Coca-Cola reported lower-than-expected quarterly revenue as higher sales in North America failed to make up for weakness in many of the company’s emerging and developing markets, including China and Argentina. Coke also cut its full-year organic revenue growth forecast. The company’s net operating revenue fell 5.1 percent to $11.54 billion, the fifth straight quarter of decline.
Coke and smaller rival PepsiCo have been struggling as consumers increasingly turn health conscious and cut back on fizzy drinks and opt for teas, fruit juices and smoothies. Coke has responded by building its non-carbonated drinks portfolio, expanding beyond North America and cutting costs by refranchising its bottling operations.
Freeport-McMoRan reported weaker-than-expected revenue for the second quarter as the price of copper plunged and gold sales tumbled. Freeport-McMoRan sold 156,000 ounces of gold, less than half as much as it sold a year ago.

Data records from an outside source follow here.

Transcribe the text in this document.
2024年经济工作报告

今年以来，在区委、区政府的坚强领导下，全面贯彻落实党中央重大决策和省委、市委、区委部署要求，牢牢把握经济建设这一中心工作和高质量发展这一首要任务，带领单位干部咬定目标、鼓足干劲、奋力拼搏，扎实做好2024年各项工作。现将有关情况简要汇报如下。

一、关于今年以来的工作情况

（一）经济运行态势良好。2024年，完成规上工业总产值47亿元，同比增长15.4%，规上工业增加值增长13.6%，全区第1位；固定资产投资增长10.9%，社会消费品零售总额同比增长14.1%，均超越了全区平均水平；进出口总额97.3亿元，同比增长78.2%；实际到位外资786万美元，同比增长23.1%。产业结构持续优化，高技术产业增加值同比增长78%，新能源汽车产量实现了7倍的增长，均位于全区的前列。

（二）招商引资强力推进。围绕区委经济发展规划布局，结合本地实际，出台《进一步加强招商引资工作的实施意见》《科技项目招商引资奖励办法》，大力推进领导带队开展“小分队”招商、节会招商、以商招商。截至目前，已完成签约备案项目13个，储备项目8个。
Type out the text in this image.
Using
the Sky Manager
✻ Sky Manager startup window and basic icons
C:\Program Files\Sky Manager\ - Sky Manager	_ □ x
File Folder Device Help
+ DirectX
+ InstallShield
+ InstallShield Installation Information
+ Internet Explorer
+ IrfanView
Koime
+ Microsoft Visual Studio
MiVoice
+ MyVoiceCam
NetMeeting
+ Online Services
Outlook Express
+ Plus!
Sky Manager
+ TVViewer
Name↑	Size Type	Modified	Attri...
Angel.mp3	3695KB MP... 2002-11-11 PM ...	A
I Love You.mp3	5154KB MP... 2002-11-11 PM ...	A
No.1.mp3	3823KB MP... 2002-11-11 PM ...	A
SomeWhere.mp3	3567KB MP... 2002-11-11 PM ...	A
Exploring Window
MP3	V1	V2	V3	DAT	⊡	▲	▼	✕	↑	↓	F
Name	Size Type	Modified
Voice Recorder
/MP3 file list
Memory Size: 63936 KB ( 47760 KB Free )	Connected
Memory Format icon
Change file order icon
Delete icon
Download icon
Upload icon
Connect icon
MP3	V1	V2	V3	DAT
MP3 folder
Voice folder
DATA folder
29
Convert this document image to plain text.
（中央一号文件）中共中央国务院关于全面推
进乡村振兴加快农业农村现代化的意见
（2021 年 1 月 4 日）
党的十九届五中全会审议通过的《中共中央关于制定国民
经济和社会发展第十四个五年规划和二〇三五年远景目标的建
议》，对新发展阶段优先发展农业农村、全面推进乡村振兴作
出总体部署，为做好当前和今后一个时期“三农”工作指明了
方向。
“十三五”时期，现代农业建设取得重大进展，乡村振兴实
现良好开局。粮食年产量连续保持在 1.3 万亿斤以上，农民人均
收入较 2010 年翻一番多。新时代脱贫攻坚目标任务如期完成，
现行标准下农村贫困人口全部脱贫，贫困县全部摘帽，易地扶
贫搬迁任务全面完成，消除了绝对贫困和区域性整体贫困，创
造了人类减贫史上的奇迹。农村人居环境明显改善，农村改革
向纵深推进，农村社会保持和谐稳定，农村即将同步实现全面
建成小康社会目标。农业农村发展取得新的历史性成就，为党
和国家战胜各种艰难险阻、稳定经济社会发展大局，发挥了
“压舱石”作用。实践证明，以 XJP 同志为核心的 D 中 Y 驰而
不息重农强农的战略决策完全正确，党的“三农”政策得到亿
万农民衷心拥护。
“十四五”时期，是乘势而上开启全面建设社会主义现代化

Meanwhile its average selling price for oil fell 18 percent compared to the second quarter of 2015, and the price of copper slumped 20 percent. The Phoenix-based company disclosed a loss of $479 million, or 38 cents per share. Excluding one-time items, Freeport-McMoRan said it lost 2 cents per share. Its revenue dropped 15 percent to $3.33 billion.
Analog Devices said it would buy fellow chipmaker Linear Technology for about $14.8 billion, the latest deal in a wave of consolidation in the semiconductor industry in the past two years. By buying Linear, Analog is aiming to boost its profitability and increase its share in the fragmented market for analog chips, which process signals such as sound, light and temperature and convert them into digital signals. The chips are central to smart phones and devices connected to the internet.
Deutsche Bank, the German bank which is an important part of the global financial system, announced revenue and income fell, which could add further concerns for investors made jittery by a combination of Brexit and previous issues at the bank.
Deutsche announced second-quarter net income was down 98 percent from the same period in the previous year, to 20 million euros ($22 million), as it exited parts of its business while revenues were down 20 percent to 7.4 billion euro. The bank, one of Germany’s largest lenders, has lost around 40 percent of its market value this year as concerns mount about its capital position and $14 billion in fines over past misconduct.
State Street has agreed to pay $382 million for misleading mutual funds and other custody clients by applying hidden markups to forex trades. The settlement includes $167 million in disgorgement and penalties to the SEC, a $155 million penalty to the DOJ, and at least $60 million to ERISA plan clients in an agreement with the DOL. State Street also agreed to pay $147 million to settle private class action lawsuits filed by bank customers alleging similar misconduct.
Basically, it looks like the bank was misleading custody clients, telling some clients that it guaranteed the most competitive rates available on their foreign currency exchange trades, provided “best execution,” or charged “market rates” on the transactions. State Street instead set prices largely driven by predetermined, uniform markups and made no effort to obtain the best possible prices for these clients – pocketing the difference.
Time for some lottery dreaming again: The prize in Wednesday night’s Powerball drawing has climbed to $422 million, thanks to three months without a winner.